(NaturalNews) As many as half of workers in the United States may be trapped in jobs that they would like to leave, out of fear of losing their health insurance. Experts say that this phenomenon, known as "job lock," is not only making people unhappier, but also stifling the innovation that could emerge if more people were able to freelance or work for smaller companies.
"We can definitely say that it's slowing down the rate of innovation," said economist Tim Kane of the Kauffman Foundation.
The most common source of health insurance in the United States is private insurance purchased at least in part by an employer. The costs of private insurance mean that many small companies, unable to qualify for the bulk discounts that the big companies command, simply cannot afford to offer their employees insurance. The situation is even more dire for self-employed workers, who are responsible for the full cost of their insurance.
"I would rather be freelancing, no question," said public relations professional Jessica Tolliver. "I got my work done in less time, because once I finished what I had to do, the time was my own."
When Tolliver was a freelancer, however, the insurance costs for her family ran an astonishing $1,200 per month. As an employee, she pays only $200 per month.
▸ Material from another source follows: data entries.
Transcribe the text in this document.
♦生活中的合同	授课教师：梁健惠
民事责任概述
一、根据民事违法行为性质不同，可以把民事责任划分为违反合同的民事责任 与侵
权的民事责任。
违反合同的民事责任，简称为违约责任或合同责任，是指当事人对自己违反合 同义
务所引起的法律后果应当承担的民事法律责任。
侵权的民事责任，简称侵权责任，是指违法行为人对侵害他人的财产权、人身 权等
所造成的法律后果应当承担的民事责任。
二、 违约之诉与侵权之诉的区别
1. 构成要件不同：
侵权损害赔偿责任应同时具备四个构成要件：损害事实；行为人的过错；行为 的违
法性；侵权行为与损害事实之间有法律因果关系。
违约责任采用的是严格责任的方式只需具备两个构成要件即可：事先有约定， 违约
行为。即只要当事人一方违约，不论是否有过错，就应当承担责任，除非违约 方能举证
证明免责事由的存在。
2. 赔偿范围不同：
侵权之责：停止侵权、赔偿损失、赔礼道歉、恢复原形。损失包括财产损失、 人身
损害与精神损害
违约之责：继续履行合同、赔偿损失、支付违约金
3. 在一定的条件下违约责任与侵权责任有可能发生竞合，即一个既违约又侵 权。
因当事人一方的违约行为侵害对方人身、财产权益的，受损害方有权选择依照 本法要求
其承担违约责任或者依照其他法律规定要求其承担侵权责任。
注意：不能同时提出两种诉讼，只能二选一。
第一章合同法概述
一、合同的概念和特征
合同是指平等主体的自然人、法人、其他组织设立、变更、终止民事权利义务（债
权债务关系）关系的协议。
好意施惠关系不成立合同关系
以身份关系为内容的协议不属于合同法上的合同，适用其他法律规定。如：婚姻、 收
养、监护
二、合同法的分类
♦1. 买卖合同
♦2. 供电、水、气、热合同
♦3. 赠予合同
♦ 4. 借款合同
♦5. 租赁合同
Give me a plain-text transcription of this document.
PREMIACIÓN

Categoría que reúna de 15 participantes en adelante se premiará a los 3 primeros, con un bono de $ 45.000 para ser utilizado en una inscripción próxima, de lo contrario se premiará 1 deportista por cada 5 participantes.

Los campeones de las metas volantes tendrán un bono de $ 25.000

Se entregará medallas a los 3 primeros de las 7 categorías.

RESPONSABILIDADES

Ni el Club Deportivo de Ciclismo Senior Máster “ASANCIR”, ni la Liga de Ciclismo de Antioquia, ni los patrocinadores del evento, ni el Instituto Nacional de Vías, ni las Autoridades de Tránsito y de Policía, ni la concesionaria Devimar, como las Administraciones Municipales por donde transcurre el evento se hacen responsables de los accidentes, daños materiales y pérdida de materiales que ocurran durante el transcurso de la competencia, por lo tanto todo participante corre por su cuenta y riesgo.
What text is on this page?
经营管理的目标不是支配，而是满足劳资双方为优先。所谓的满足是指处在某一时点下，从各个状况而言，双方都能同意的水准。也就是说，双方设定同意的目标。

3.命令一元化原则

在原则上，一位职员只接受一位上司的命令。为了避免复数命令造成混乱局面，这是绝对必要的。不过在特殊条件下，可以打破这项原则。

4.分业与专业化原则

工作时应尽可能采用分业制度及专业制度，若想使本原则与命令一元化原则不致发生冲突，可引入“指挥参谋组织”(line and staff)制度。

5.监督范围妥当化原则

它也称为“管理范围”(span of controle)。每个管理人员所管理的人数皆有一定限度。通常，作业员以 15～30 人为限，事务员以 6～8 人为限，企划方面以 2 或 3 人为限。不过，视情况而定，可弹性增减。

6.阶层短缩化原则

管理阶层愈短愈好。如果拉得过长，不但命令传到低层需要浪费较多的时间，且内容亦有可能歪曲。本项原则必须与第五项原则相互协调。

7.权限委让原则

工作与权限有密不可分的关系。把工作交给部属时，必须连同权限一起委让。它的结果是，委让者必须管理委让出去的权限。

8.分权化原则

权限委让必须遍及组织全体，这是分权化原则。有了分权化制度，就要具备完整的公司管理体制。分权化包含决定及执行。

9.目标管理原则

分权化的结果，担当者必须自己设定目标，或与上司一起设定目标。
An estimated 20 to 50 percent of all workers in the United States are trapped in job lock due to health insurance fears. The significance of this number is brought home by the fact that only 60 percent of the U.S. population has work-based health insurance -- meaning that for between 33 and 83 percent of workers with job-based health coverage, this insurance is the only thing keeping them in their jobs.
While President Barack Obama has promised an overhaul of the U.S. health care system, the problem of job lock is likely to remain. Private health insurance remains the foundation of Obama's reforms.